Beating the odds
Unlike many of the operators whose stories I report on, Daniel Ashville Louisy isn’t a second-, third- or fourth-generation haulier, and nor was he born with a silver spoon in his mouth. He was raised in a single-parent family, living in social housing, and everything he has today he’s worked for. His rags-to-riches story is inspirational and demonstrates incredibly good business acumen.
“I’m a builder by trade and was doing bathrooms, extensions, kitchens, lofts and basements,” he explains. On one occasion in 2013; he had a team of men digging a basement in London, but they had to down tools because the skip was full, and there was no sign that it was about to be collected.
“So, there were 10 fellas in the basement, everyone sitting around smoking cigarettes, and I said, ‘Why aren’t you digging?’, and they said, ‘How can we when the skip is full?’” he recalls. “So, the next day, I decided I’d had enough, and said ‘I’m getting a lorry’.”
By his own admission, he knew nothing about trucks, but that wasn’t going to deter him.
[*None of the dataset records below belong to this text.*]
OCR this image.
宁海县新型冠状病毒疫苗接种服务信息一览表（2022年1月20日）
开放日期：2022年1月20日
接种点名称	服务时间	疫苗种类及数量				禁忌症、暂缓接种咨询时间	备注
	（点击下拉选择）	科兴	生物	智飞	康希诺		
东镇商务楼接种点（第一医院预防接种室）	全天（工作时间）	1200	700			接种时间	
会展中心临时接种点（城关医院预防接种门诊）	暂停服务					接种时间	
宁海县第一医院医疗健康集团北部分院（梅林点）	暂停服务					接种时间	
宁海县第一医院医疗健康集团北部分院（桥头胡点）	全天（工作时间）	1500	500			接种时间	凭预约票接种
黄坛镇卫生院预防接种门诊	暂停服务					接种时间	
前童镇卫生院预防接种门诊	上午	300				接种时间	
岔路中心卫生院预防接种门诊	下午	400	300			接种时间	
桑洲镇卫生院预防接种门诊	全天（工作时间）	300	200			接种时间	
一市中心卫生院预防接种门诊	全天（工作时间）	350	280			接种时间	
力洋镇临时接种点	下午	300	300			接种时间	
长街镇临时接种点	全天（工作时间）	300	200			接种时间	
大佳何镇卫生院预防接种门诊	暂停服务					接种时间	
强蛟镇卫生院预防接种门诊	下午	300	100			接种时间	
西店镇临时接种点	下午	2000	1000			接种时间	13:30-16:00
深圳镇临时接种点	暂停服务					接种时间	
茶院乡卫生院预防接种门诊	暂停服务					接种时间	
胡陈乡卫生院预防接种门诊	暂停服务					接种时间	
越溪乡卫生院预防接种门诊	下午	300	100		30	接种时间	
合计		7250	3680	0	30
After a little bit of advice from a friend, he purchased a used DAF CF85 8×4 tipper grab.
Running a lorry proved to be far more complicated than he’d expected, and looking back, he describes the experience as “a baptism of fire”. It didn’t help that he didn’t have his HGV licence, so had to learn rapidly.
Having invested in a truck, suddenly, the company found itself with very few basements to dig. So, Daniel went looking for work elsewhere. “I knew who my building competitors were, as I would see their names on tenders,” he says. “So, I went to them all and said, ‘I can’t beat the others on price, but I’ll be there when I say I’ll be there.’” This approach worked, and one tipper-grab very soon became three tipper-grabs and a tipper.
“Then Wandsworth [the London borough] banned grabs from taking out of skips, and I began to lose work,” remembers Daniel. “So, we started buying skip lorries, too.”
This was quickly followed by another change in direction. “We would arrive at a job only to be told we couldn’t load as a concrete lorry was there, and that the concrete lorry was more important. So, we bought a volumetric concrete lorry! So, then, we had a concrete lorry, grabs, tippers and skips,” says Daniel. “But then, when we turned up with the concrete lorry, people were telling us that the pump wasn’t there, so we’d have to wait. So, we bought a pump too.”
But there was still one serious hurdle to overcome. “If we priced a job, and two other competitors priced it, I would end up having to use their sand. And they would invariably say, ‘We ain’t got no sand.’ I would say, ‘I can see sand over there’, and they’d say, ‘That’s not for you, that’s for a special job.’ I kept coming unstuck. People would just keep backing me into a corner. I needed a railhead.”
Fortunately, his site had a defunct railway siding, which after much toing and froing, he got permission to reopen. And in the summer of 2019, the first train rolled in. As well as being a great move for his company, Daniel sees the railhead as being positive for both the economy and the environment. “If a man has a million tonnes of stone elsewhere in the UK, and he can’t sell it, then why not bring it here by rail? Every train takes 120 lorries off the road,” he says.
The company continues to expand and recently opened Ashville Plant Hire, a joint venture with high-profile north England haulier Fox Group. It’s also in the process of opening a concrete batching plant.
So, with plenty of new projects on the go, I ask about the future. Where does he see the company going in the next decade?
“In 10 years, I would like to see Ashville with hubs all over the UK, each with a wash plant next to a batch plant, recycling 95% of what comes back to the yard,” he says. “I would like rail terminals, which are all fed from an Ashville quarry, and I would like an Ashville locomotive hauling Ashville wagons. And I’ve been looking at ships, too, which carry 90,000 tonnes of material, much to my financial director’s horror.”